B. Rights or Legitimate Interests
Respondent is in default in the present case, and has therefore not asserted any rights or legitimate interests in the contested domain name.
As a result of the fact that it is generally difficult for complainant to prove the negative that respondent does not have any rights or legitimate interests, and that it would be correspondingly easy for respondent to provide evidence of any such rights, it has been established through previous panel decisions under the Policy that it is sufficient for complainant to make a prima facie showing that respondent lacks rights or legitimate interests in the domain name, in the event that Respondent does not give a Response under the proceedings.
The Panel finds that there is no evidence that Respondent has been using the domain name at issue in connection with a bona fide offering of goods or services prior to the dispute. Furthermore, there is no, and has never been a web page or other on-line location corresponding to the disputed domain name, and the Panel has not been presented with any other fact indicating that Respondent is commonly known by the name “Menostar” or any name near such name.
Respondent has never been a representative or licensee of the Complainant, nor is the Respondent otherwise authorized by the Complainant to use its MENOSTAR trademarks.
In light of the above, the Panel concludes that Respondent has made a prima facie showing that Respondent does not have any rights or legitimate interests in the disputed domain name, and that he therefore has satisfied the condition set out in the Policy, paragraph 4(c).
C. Registered and Used in Bad Faith
Inaction should not in itself be deemed as evidence of registration and use
in bad faith. As set out in numerous previous Panel decisions, such as Telstra
Corporation Limited v. Nuclear Marshmallow, WIPO
Case No. D2000-0003, inactivity may however be seen as evidence of bad faith
where there is no obvious justification for the selection of the domain name
at issue, where the Respondent has not sought to put before the Panel any credible
justification for selection of the domain name at issue, and where it is difficult
to conceive of any use of the domain name, which will not be likely to cause
confusion of some kind.
Complainant has documented that it has registered its MENOSTAR trademark in a large number of countries worldwide, and that said trademark has been used extensively in relation to the marketing and sale of Complainant’s hormone-products in the US, which according to the contact information provided by Respondent, is Respondent’s country of residence. The Panel thus finds it likely that Respondent has been aware of the MENOSTAR trademark at the time of the registration of the domain name at issue.

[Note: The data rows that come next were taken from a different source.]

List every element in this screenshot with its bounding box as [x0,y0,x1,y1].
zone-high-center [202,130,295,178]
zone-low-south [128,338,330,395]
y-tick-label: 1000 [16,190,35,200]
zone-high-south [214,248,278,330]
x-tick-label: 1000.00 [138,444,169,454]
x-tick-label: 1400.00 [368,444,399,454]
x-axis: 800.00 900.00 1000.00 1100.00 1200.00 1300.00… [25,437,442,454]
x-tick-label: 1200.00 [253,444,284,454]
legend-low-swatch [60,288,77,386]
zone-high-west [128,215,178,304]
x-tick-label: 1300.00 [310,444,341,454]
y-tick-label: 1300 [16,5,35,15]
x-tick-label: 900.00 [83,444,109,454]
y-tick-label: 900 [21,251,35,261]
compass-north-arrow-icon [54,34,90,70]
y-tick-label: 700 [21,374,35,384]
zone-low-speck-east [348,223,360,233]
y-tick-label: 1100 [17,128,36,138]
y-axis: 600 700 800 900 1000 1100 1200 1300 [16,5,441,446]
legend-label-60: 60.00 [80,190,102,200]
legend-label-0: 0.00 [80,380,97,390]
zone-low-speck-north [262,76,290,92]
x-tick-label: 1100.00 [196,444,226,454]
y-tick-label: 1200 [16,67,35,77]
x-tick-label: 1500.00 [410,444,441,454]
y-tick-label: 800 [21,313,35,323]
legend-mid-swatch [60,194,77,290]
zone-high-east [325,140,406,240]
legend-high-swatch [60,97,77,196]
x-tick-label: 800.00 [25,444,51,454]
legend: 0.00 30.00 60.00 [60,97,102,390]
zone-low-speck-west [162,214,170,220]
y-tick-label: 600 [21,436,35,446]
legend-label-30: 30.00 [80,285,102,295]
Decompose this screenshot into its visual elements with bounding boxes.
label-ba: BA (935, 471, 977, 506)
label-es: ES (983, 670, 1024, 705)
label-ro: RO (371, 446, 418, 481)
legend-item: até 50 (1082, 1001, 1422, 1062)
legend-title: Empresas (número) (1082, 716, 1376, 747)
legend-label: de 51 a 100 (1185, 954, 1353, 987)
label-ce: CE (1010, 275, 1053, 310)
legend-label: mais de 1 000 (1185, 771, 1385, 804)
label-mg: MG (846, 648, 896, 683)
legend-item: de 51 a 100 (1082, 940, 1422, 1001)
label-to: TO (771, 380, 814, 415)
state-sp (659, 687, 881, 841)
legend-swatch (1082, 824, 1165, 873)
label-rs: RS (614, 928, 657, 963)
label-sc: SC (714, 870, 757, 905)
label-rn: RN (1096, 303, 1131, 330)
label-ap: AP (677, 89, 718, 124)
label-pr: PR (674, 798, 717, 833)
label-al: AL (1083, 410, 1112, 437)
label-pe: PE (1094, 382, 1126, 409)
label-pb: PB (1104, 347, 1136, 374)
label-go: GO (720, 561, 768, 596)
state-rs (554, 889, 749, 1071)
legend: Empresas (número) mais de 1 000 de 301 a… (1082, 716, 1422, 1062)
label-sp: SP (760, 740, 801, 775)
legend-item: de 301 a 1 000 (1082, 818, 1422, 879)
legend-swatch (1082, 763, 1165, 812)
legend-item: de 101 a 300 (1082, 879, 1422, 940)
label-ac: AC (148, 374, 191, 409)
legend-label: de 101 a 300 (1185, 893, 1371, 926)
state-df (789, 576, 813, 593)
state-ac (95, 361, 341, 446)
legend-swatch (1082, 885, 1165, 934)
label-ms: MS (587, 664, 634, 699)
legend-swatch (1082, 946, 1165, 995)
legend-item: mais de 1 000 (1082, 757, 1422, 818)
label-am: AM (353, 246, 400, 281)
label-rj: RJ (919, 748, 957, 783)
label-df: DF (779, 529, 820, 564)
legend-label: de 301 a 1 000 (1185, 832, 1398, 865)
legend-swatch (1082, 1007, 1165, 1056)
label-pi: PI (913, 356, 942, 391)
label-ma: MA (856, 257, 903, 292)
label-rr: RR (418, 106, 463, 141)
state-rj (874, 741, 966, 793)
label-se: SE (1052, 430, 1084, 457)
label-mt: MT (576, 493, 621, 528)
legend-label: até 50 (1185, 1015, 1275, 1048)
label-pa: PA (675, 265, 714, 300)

As a result of Respondent’s default, it has not proffered any justification for its selection of the domain name. As Respondent has been providing false contact information, it has not been possible for Complainant to communicate with Respondent, and consequently, Respondent has nor presented Complainant with any explanation or justification of its selection of the domain name. Providing false contact information is in itself seen as an indication of bad faith, according to previous Panel decisions.
Given Complainant’s numerous registrations of the trademark MENOSTAR in countries around the world, and its use of the trademark in Respondent’s country of residence, it seems likely to the Panel that Respondent’s use of the domain name at issue would cause confusion with Complainant’s rights.
As a result of the above, the Panel finds that Complainant has satisfied the
requirement of proving bad faith set out in the Policy Section 4(b).
For all the foregoing reasons, in accordance with paragraphs 4(i) of the Policy and 15 of the Rules, the Panel orders that the domain name, <menostar.com> be transferred to the Complainant.